The event of you having a belief is an indicator of an event of cup being on the table. The event of you having this belief is a strong evidence about the event it refers to. Since you can’t directly reason using the cups of tea and other real-world objects inside your head, and only reason using the beliefs, the beliefs must be very good indicators of the state of the world. If you have a belief in a cup being on the table, you reason as if the cup is really on the table. But you do it only using the event of you having the belief, not directly using the event of cup really being there.

What makes an event B a good indicator of event A? To be a good indicator, event B must be able to distinguish the cases where event A happened and the cases where it didn’t. Using the notation of probability theory, probability of event B happening, given that event A did happen, P(B|A), should be greater than probability of event B happening when A didn’t happen, P(B|\neg A). If this is the case, the observation of event B is evidence that increases the belief in event A (although not necessarily up to near-certainty, which depends on the relation between the prior belief in A and the evidence \frac{P(B|A)}{P(B|\neg A)}).

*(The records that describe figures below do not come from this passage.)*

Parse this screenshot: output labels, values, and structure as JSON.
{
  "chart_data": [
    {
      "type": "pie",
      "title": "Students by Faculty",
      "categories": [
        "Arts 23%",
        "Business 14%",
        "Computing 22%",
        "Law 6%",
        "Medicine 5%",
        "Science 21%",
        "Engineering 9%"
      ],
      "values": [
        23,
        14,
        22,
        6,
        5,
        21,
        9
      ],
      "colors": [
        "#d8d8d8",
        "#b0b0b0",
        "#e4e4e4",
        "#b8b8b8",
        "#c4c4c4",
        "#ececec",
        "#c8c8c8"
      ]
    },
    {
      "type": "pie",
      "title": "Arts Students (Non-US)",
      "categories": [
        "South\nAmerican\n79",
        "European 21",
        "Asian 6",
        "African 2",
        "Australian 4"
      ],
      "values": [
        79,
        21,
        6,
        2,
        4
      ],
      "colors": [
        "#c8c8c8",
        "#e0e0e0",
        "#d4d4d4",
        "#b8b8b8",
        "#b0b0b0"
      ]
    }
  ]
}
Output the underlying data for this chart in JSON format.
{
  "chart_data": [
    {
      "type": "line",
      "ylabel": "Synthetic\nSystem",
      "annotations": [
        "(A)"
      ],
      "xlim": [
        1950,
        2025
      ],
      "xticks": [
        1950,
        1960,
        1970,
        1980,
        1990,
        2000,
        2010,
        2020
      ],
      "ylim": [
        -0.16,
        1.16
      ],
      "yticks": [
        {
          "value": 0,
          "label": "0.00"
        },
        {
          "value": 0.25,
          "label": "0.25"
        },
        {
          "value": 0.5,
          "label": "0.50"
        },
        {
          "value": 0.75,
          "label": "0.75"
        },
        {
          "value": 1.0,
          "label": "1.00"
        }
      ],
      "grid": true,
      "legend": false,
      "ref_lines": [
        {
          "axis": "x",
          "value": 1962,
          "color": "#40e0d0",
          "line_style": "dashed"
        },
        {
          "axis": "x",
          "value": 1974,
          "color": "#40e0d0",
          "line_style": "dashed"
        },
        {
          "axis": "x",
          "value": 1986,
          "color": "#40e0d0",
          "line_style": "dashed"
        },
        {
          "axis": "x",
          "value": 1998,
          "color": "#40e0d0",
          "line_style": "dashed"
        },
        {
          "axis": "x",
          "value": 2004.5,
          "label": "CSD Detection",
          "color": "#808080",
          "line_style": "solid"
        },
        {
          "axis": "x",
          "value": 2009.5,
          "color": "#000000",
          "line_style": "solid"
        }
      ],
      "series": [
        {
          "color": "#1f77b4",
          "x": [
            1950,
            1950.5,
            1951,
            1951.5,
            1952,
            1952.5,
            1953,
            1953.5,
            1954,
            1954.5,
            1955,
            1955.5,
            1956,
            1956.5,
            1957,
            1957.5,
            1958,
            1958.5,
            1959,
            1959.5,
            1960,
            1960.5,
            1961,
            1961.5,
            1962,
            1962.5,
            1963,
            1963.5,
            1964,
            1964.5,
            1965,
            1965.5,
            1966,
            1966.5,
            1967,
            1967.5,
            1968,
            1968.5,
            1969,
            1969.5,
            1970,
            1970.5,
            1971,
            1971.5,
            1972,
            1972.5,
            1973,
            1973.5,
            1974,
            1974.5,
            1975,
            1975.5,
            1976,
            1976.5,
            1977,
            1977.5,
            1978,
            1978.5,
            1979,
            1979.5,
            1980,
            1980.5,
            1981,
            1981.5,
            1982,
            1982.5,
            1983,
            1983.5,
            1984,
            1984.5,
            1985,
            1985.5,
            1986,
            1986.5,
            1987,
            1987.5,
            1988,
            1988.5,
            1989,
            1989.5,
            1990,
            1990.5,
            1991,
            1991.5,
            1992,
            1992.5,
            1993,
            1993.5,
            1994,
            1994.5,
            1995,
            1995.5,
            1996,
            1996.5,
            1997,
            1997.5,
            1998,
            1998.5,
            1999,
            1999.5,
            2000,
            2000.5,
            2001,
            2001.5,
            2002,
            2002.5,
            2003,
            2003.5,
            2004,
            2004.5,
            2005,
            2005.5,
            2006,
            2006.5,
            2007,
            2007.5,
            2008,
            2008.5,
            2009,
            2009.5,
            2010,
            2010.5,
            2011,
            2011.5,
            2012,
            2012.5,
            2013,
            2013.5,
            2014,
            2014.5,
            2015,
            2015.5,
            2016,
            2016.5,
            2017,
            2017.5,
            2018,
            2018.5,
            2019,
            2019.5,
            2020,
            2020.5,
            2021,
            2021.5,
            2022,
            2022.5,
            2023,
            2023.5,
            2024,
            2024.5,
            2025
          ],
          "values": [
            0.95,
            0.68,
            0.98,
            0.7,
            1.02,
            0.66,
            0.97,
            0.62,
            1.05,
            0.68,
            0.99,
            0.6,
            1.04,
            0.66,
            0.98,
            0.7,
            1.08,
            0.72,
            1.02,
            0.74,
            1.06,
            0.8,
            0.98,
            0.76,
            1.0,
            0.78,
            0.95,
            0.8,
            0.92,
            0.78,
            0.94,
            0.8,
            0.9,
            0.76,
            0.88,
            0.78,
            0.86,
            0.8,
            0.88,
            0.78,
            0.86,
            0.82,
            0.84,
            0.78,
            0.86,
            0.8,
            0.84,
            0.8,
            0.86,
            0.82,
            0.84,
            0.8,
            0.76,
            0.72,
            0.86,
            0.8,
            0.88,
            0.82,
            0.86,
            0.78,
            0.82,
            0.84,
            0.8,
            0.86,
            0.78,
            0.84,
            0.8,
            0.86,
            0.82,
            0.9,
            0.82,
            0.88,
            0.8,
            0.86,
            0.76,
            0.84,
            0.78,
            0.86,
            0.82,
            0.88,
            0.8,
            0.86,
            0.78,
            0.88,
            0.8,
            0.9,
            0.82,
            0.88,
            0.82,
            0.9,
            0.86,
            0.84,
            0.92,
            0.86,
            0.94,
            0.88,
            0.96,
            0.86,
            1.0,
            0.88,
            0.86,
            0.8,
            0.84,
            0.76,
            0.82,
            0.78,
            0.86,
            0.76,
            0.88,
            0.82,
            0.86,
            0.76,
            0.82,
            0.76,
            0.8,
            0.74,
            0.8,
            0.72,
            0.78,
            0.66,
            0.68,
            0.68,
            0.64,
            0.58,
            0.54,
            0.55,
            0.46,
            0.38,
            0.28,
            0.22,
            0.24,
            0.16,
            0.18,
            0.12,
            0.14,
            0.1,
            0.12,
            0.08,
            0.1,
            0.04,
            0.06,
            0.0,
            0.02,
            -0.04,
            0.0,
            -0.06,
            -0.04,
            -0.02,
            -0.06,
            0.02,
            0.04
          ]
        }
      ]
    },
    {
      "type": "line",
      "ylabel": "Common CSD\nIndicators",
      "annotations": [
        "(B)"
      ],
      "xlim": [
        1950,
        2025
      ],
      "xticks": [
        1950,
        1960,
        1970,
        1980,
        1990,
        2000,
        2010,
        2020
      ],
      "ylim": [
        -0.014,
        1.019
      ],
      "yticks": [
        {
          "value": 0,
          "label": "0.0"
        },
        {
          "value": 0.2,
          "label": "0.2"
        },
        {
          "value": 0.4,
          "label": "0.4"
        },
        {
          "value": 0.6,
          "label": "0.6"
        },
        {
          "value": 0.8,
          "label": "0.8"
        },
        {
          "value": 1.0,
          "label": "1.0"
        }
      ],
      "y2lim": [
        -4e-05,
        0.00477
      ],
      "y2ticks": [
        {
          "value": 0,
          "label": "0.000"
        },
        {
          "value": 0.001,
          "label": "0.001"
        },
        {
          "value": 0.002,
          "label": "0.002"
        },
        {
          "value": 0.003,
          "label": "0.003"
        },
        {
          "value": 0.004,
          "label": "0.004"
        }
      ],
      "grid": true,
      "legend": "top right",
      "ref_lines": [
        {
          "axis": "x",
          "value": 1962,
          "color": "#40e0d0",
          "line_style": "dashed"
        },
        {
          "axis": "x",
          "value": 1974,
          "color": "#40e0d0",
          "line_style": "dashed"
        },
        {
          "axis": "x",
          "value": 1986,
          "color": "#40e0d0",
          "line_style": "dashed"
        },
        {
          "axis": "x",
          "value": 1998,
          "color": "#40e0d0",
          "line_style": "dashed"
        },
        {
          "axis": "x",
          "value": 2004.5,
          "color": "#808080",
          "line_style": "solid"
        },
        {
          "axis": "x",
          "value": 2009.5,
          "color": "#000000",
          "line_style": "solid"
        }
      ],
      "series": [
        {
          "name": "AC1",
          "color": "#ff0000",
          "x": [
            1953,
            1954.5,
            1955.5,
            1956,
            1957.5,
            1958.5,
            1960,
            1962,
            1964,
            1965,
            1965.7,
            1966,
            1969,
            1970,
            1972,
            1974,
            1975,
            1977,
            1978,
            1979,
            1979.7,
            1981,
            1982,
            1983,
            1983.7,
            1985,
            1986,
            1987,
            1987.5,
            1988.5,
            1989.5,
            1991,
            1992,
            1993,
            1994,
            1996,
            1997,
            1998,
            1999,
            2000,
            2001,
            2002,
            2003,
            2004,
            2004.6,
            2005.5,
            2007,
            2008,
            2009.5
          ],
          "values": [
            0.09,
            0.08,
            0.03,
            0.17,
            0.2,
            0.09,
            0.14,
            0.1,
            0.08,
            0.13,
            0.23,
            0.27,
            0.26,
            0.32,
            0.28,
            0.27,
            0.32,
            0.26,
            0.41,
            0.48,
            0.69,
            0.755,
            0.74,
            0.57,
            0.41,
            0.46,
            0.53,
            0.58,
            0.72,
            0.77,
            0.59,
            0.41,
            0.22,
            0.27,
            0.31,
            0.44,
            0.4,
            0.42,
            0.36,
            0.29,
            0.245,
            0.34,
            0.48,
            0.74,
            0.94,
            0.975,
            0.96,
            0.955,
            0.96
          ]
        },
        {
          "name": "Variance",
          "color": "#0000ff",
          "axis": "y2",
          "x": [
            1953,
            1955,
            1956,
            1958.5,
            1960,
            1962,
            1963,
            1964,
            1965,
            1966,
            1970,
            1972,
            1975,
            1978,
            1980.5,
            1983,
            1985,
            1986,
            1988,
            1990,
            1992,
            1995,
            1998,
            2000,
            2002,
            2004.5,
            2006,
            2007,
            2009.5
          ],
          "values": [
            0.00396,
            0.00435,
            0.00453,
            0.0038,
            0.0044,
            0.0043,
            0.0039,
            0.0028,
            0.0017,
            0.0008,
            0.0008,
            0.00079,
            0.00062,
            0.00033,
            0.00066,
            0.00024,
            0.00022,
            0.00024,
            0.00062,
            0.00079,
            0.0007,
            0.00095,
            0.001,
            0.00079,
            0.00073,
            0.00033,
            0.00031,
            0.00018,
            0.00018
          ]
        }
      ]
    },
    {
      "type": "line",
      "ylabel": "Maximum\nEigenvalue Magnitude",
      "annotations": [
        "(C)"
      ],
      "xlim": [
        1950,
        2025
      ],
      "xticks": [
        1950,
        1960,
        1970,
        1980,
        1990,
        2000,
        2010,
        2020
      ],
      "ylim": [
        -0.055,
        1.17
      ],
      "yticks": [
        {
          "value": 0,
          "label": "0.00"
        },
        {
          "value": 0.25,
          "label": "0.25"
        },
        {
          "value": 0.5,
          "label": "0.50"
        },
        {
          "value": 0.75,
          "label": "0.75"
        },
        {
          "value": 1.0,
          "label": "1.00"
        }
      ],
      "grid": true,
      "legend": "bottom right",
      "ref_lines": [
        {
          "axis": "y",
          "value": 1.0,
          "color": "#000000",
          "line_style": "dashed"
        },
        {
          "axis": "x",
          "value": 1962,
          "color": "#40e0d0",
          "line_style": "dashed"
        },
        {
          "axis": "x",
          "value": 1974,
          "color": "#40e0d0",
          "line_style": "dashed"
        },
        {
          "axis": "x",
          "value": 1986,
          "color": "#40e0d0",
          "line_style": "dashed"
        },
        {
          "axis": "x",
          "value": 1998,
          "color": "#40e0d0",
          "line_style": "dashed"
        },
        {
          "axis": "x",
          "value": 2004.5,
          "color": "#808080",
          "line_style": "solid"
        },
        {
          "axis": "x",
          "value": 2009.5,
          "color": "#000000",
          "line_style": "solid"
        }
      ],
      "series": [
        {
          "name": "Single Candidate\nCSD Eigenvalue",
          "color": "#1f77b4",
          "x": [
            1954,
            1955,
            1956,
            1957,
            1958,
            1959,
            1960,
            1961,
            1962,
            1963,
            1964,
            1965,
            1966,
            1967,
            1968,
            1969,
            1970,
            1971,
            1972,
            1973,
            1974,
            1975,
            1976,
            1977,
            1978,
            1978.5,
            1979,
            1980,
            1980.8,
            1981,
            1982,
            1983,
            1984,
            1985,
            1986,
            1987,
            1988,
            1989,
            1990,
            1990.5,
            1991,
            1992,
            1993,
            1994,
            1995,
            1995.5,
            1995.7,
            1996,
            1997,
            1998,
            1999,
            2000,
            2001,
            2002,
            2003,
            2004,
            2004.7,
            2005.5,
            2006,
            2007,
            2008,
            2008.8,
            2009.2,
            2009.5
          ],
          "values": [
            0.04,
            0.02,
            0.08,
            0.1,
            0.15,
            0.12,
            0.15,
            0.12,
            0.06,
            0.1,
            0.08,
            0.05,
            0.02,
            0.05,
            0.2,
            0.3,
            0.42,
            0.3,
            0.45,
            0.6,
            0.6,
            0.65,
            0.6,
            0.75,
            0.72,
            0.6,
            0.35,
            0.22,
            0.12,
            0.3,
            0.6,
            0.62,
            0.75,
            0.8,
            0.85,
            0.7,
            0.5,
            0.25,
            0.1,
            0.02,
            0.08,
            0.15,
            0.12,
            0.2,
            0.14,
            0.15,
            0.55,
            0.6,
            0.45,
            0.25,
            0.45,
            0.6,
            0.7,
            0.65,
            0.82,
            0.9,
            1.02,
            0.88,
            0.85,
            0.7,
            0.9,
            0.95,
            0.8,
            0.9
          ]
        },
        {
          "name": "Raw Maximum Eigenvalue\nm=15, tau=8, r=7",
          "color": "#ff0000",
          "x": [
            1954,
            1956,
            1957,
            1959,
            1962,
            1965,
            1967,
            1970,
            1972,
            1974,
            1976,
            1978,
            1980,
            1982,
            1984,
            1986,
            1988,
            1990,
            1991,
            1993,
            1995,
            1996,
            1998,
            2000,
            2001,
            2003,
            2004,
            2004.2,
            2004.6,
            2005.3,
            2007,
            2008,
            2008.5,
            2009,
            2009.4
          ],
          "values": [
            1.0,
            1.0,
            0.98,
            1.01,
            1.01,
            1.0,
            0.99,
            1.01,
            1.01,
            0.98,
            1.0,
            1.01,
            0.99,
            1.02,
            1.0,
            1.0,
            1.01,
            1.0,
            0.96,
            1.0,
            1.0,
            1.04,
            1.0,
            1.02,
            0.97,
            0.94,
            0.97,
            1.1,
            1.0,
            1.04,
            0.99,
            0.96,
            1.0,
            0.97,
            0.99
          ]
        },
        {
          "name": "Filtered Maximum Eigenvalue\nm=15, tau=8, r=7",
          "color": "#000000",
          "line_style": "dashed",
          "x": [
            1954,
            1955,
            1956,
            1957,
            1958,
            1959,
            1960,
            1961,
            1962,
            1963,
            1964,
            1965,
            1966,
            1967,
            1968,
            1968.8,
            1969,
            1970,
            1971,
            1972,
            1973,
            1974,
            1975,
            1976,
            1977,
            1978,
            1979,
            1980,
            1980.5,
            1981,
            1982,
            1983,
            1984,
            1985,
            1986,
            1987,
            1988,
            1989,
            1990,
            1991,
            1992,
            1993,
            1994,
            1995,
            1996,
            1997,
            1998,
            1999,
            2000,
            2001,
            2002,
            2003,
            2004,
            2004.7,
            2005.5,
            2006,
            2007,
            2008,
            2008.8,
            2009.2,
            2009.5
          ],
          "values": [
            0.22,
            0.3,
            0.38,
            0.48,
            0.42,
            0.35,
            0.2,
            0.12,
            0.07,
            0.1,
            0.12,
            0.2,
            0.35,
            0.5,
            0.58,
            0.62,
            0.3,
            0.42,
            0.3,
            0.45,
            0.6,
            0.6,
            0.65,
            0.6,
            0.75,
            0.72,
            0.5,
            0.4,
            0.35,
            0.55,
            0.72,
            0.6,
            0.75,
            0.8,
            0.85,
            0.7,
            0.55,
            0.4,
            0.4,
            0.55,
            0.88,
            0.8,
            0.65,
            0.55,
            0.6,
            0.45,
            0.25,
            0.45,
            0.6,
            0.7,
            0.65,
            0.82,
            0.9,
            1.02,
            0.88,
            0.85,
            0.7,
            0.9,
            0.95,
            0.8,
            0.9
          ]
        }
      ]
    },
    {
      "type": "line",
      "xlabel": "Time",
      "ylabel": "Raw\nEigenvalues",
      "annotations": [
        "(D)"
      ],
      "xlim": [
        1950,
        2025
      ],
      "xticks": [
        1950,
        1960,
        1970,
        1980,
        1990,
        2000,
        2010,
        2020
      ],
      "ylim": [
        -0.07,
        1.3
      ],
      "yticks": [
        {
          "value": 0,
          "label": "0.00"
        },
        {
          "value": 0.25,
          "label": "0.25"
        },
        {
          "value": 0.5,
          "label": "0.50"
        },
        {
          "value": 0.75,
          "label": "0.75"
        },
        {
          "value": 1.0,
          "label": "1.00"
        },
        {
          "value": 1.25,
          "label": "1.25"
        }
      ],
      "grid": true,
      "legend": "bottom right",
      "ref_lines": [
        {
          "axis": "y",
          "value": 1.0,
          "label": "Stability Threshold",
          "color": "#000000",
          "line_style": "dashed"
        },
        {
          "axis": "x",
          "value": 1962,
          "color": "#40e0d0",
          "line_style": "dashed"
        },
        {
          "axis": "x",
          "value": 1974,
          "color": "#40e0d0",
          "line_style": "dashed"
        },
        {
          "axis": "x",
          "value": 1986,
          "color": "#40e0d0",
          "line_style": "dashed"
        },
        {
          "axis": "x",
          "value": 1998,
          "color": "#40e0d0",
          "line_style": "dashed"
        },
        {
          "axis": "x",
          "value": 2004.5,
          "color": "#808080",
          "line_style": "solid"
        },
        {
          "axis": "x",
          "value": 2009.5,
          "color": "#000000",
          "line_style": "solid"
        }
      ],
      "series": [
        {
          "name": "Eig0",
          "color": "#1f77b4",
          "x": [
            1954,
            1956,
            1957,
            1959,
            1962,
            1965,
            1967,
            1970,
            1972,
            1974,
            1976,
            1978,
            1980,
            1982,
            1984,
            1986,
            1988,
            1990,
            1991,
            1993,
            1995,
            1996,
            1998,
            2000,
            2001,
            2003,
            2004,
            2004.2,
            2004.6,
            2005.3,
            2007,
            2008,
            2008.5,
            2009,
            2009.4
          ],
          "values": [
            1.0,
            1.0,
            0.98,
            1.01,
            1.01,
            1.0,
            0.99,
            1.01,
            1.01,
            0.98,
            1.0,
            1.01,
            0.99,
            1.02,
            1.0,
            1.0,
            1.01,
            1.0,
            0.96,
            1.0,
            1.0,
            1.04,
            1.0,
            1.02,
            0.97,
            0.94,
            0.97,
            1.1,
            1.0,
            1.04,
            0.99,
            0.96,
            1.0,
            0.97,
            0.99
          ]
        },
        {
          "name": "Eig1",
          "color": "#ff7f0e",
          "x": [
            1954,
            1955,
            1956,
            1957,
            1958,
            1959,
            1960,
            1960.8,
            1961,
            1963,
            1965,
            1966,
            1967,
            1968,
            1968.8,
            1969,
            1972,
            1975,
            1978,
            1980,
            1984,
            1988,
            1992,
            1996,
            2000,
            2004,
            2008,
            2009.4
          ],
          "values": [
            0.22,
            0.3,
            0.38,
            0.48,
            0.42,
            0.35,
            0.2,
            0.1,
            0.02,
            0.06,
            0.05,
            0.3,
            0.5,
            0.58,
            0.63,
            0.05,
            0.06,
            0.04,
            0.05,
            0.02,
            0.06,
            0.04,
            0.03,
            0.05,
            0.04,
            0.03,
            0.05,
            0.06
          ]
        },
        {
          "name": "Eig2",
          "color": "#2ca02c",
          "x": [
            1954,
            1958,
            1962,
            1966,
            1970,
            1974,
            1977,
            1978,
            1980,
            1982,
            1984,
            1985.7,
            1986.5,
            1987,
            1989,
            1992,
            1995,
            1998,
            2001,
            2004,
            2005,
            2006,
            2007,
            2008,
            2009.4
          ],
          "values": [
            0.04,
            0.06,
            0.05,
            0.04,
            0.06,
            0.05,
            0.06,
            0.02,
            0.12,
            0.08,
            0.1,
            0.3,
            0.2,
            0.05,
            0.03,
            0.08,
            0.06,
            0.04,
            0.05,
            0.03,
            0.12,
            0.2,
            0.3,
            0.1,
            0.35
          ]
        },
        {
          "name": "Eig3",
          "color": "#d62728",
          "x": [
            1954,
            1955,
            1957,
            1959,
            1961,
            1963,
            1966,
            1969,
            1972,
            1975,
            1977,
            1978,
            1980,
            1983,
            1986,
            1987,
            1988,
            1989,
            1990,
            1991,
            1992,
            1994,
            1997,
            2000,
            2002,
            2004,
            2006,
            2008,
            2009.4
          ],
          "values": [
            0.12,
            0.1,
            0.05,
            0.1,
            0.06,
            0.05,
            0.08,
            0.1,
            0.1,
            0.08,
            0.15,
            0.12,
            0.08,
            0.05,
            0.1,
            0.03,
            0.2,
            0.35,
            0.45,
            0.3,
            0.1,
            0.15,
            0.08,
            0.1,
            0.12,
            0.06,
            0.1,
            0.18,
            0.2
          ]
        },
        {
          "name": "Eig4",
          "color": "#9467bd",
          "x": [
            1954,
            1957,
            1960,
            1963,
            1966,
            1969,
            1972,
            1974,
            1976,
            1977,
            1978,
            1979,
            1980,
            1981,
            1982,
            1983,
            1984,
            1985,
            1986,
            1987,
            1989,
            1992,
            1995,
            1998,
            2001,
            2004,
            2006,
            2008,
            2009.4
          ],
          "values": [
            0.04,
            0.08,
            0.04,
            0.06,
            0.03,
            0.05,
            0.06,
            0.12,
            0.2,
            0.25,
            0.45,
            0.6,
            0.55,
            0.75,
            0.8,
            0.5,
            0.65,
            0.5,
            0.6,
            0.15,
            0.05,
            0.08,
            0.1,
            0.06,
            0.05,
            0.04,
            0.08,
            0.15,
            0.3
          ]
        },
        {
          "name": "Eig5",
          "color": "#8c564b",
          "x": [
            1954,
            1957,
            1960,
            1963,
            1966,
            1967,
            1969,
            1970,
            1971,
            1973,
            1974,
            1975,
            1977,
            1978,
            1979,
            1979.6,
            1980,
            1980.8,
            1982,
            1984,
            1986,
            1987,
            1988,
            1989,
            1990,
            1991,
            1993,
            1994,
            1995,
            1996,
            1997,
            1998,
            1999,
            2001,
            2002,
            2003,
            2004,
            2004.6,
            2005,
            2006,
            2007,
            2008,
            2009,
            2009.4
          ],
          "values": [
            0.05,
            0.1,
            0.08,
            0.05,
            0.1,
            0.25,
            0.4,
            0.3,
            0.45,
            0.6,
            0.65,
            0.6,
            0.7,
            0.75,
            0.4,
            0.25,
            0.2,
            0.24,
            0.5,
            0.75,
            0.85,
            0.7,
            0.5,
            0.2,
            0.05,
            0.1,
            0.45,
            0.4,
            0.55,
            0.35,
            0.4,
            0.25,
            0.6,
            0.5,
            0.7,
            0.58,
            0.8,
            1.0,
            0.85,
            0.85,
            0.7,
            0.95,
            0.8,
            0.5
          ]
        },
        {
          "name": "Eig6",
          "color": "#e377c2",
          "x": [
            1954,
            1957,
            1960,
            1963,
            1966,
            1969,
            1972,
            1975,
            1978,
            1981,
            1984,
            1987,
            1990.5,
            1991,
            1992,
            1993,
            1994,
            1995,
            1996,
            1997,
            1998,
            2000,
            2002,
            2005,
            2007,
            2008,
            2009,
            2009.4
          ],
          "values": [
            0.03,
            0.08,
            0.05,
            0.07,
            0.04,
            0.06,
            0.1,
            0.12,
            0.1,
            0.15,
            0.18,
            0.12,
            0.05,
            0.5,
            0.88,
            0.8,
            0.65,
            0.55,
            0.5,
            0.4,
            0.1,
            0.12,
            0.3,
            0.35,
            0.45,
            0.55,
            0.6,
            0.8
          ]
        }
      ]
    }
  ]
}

The correctness of belief comes from the probability of presence of the referred event, given that you have a belief, P(A|B). If this is the case, you can safely use the belief inside your head in place of the real event out in the world. In the next post, I’ll show how to use weight of evidence with log odds in an alternative notation for Bayes’ theorem to provide a more intuitive understanding of how the evidence changes the levels of belief.


Belief is a state of the brain

June 21, 2008

Let’s consider a simple fact: your every belief is a state of your brain. The fact that you believe in something is a fact about your brain, your belief that you have a belief is also a fact about your brain, and so on.

The beliefs in the brain are continuously updated by the influence of the environment, through the senses, but also by the processes happening within the brain. The beliefs are there to cause other beliefs and the actions.

The brain is a complicated system, consisting of many interacting parts. Parts of the brain observe the activity in other parts, and perform actions on yet other parts. When “you” think about something, “you” are performing internal actions on your beliefs.

When you have any kind of experience, it is a fact about the state of your brain: you have a belief that you are having this experience. When you see an object, you can trace to a certain degree the chain of events caused by the presence of that object, outside and then inside your body. Experience of seeing an object tells you that ultimately chain of events transitioned your brain in a state where it reports this experience to other parts of itself, so that overall behavior, internal (thoughts and imagery that you experience) and external, can manifest properties of this experience.

In other cases, you can’t quite trace the processes leading to the formation of beliefs. But still, when the brain claims to have other kinds of experience, it means that parts of the brain talk to each other in a certain way, claiming that experience is there, and that is all there is to it. Such kinds of experience as consciousness and qualia, pleasure and pain, glorified by many people in their subjective mystery, are examples of processes happening in the brain, creating beliefs about their properties and influencing your behavior.

To understand the experience, one needs to track down the mechanisms by which the beliefs that constitute the experience are formed. Establishing the basic fact that the experience is the output of the algorithms implemented in a brain is a first step on that path.


Introduction

June 21, 2008

Hello, my name is Vladimir Nesov, I’m a PhD student in Computer Science, and I’m interested in understanding the fundamental mechanisms of intelligence. In this blog, I’m going to write about rationality, futurism, and artificial intelligence.